Twitter’s 140 Character Limit May Not Be Long For This World

One of the most persistent rumors in tech is back: Reports are circulating that Twitter may build a product allowing posts of up to 10,000 characters, quite an increase from the current 140. According to Recode’s Kurt Wagner (a former Vocian…we’re all very proud), currently 140 characters would still display in the stream, but with a “Read more” call-to-action to reveal the entirety of your long-form thoughts. This news has sparked much soul-searching and hand-wringing — on Twitter of course — about the implications for the most important question of all time: What is Twitter?Screen Shot 2016-01-06 at 7.12.22 AM

Considering this is still far from official, speculation is somewhat premature. But the news invites consideration about what’s behind Twitter’s product roadmap, which lately seems driven mostly by desperation for new users. Investors are pressuring Twitter to become what many people (myself included) maintain it never will be: a mass product.

With details sparse, some quick thoughts on what may be in Twitter’s future:

  • Yes, this basically makes Twitter a blog platform. And yes, it opens up questions about how Twitter might better integrate with Medium. Unlike other blog platforms, though, this would encourage primarily intra-network sharing similar to RTs, maybe akin to Tumblr reblogs. Platforms like WordPress and Blogger grew through links, but this would be more in the model of Facebook Notes, where the point is to keep people on-domain.
  • It’s unclear how this appeals to the new users Twitter wants to attract. Anybody looking for long-form publishing has a wealth of alternatives available to them. WordPress, Tumblr, even Facebook all have long-form options, so it’s not as if a 10,000-character limit is a big market differentiator. Twitter has always been about quick hits and breaking news, and it’s hard to see how adding long-form posts will work within the existing Timeline, especially on mobile, where everyone else is moving in the direction of fast, low-impact consumption and engagement.
  • If the problem truly is, as some have speculated, that links and photos eat into character count, then that’s the problem to fix. I’m certainly not an engineer (though I do have a cool hat), but there has to be an easy way for Twitter to make it so links and photos don’t eat into character limits. Give me 140 characters of actual copy to use instead of 115 or 90 if I want to add a link, or a link and a photo.
  • No one was asking for this “problem” to be fixed. Again, Twitter is by its nature more attractive to the power user set. And what they’ve actually been asking for is more robust editing functionality, more flexibility within the character limits, real changes to how abusive messages are dealt with and more.
  • Twitter, like Facebook, wants to eat the media.
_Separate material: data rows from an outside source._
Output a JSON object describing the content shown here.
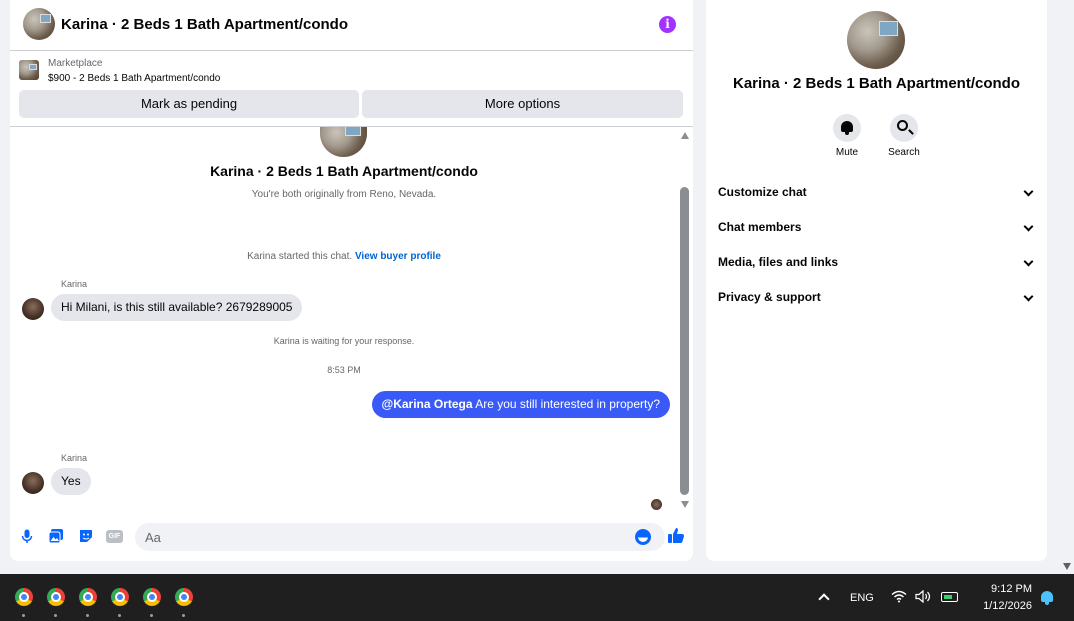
{
  "chat": {
    "title": "Karina · 2 Beds 1 Bath Apartment/condo",
    "marketplace_label": "Marketplace",
    "marketplace_item": "$900 - 2 Beds 1 Bath Apartment/condo",
    "mark_pending_label": "Mark as pending",
    "more_options_label": "More options",
    "info_icon_glyph": "i",
    "conversation_title": "Karina · 2 Beds 1 Bath Apartment/condo",
    "conversation_subtitle": "You're both originally from Reno, Nevada.",
    "started_text": "Karina started this chat. ",
    "buyer_profile_link": "View buyer profile",
    "messages": [
      {
        "sender": "Karina",
        "text": "Hi Milani, is this still available? 2679289005"
      },
      {
        "sender": "Karina",
        "text": "Yes"
      }
    ],
    "waiting_text": "Karina is waiting for your response.",
    "timestamp": "8:53 PM",
    "outgoing_mention": "@Karina Ortega",
    "outgoing_text": " Are you still interested in property?",
    "composer_placeholder": "Aa",
    "gif_label": "GIF"
  },
  "info_panel": {
    "title": "Karina · 2 Beds 1 Bath Apartment/condo",
    "mute_label": "Mute",
    "search_label": "Search",
    "sections": [
      "Customize chat",
      "Chat members",
      "Media, files and links",
      "Privacy & support"
    ]
  },
  "taskbar": {
    "app_icons": [
      "chrome-icon",
      "chrome-icon",
      "chrome-icon",
      "chrome-icon",
      "chrome-icon",
      "chrome-icon"
    ],
    "language": "ENG",
    "time": "9:12 PM",
    "date": "1/12/2026"
  },
  "colors": {
    "accent": "#0866ff",
    "outgoing_bubble": "#3a5af7",
    "info_icon": "#a033ff",
    "taskbar": "#1f1f1f"
  }
}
Many have likened this concept not only to Facebook Notes but also to Instant Articles, speculating that Twitter wants media companies to use this to publish natively on the platform. This plays into the death of links as currency on the Web in favor of a platforms-as-publishers model, and it’s easy to see Twitter offering publishers some sort of new in-post advertising unit.

One additional thought from Christopher Barger:

I feel like Twitter right now is the guy who’s breaking up with his long-time girlfriend because he’s got a crush on the pretty young woman who works at the Starbucks next to his office, and he wants to ask her out. He’s not guaranteed that the new girl will be interested, but he takes her daily banter and her smiles as flirting…so he’s basically slashing and burning with his current girlfriend because he thinks he can do even better. But if the Starbucks woman turns him down, he’s alone — so it’s a pretty big (and some might say stupid) risk.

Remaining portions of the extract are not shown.